Memory Management in DataStore

A Memory Management scheme has been implemented for the DataStore that significantly reduces the memory footprint of the DataElements in high-use, long up-time situations. A problem that was identified was that in the DataStore, DataElements were rarely being destroyed - only when the files they represented were themselves deleted. When directories in the file system were explored, DataElements were being created to represent the files in the directories, but these DataElements were cached and never removed from the cache. Therefore, the number of DataElements in the DataStore was always increasing. With no opportunity to clear the cache or remove elements, the memory usage of the server continued to grow boundlessly.

A solution - Spirit DataElements

The solution to the problem of an ever-growing set of DataElements was simple - provide a mechanism of removing "old" DataElements and thus shrinking the set. Since server memory real-estate comes at a much higher premium, the focus here is on server-side memory reduction. The assumption then, is that DataElements in the DataStore will always remain in memory on the client, but that in the mirror-image DataStore that resides on the server, DataElements can be removed.

Formerly, the RSE ran under the assumption that the client and server DataStores mirrored each other. The new implementation has a server DataStore tree that is only a subset of all the elements in the client tree (because some elements get removed.) In order to accommodate this, a new boolean member variable was added to the DataElement class called "isSpirit". When this variable is set to true it means different things on the client and server. On the server, a "spirit" DataElement means the element is treated in much the same way as a "deleted" element. At the first opportunity, the element is purged from the DataStore and garbage collected by the JVM - freeing up memory. On the client, a "spirit" element means that that particular DataElement's counterpart has been made a spirit; thus the client "knows" that its twin element on the server side has either been deleted, or is about to be deleted.

Disconnecting "old" DataElements:

How is it determined when to mark a given DataElement as a spirit? It was decided that the decision to this would be left to clients of the DataStore (the miners), rather than to the DataStore itself. This was done for the purposes of granularity: some individual miners may not want DataElements to be ever purged, some might want only specific elements, etc. As an example, the UniversalFileSystemMiner employs the FileClassifier to classify files returned from a directory query, and after each file has been classified, the DataStore's disconnectObject() method is called on the DataElement representing that file, setting the stage for its becoming a spirit.

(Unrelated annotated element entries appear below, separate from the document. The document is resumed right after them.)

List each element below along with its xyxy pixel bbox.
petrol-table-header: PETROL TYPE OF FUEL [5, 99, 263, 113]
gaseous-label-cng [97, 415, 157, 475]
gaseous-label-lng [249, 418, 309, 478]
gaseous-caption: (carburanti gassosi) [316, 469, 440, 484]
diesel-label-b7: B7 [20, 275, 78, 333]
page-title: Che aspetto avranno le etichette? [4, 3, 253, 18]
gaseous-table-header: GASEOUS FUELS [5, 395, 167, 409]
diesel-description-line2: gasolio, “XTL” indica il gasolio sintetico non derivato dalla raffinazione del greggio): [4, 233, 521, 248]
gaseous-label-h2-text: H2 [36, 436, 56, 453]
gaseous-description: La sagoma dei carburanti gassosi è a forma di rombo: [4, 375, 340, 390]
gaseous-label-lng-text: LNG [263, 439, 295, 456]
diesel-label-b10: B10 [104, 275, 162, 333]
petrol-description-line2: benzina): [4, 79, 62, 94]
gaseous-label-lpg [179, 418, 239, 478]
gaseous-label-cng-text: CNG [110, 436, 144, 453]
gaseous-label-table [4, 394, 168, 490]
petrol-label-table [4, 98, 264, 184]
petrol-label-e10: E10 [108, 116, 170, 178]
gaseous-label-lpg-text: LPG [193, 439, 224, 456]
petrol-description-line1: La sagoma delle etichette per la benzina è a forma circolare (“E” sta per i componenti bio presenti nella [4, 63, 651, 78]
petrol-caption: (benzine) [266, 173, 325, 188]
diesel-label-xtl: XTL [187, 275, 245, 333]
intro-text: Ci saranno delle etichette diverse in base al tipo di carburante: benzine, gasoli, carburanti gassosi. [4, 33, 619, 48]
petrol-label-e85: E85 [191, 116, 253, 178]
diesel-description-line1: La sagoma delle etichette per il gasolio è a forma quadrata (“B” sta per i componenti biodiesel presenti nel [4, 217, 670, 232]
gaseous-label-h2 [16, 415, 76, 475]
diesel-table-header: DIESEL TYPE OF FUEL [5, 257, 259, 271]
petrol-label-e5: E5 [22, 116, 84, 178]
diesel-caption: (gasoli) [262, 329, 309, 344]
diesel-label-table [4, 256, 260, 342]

Controlling the queue of DataElements:

A new class, the DataElementRemover, running in its own thread, maintains a queue of objects that were passed into DataStore's disconnectObject() method; each object is stored in the queue along with the time it was added. The DataElementRemover is configurable by two command-line options: -DSPIRIT_EXPIRY_TIME=x and -DSPIRIT_INTERVAL_TIME=y; where x and y are integers representing a number of seconds. Every y seconds, the queue checks its elements and "makes spirit" all those that are older than x seconds. The DataElement is then refreshed, and the change propagated to the client. On the server side, the DataElement is deleted at the first opportunity.

Turning on the feature:

On the client side, this feature is always "on". It is the server which is configured to do or not to do the spirit DataElement behaviour. This way, backwards compatibility is maintained - if a new client connects to an old server, or a server with spirit turned off, the client detects this and operates as before. If an old client connects to a new server with spirit turned on, the server detects that the client does not have spirit capability and behaves as it did before.

To turn on the spirit feature on the server side, one needs to include the command-line option -DDSTORE_SPIRIT_ON=true. The server scripts have been packaged in order to do this by default.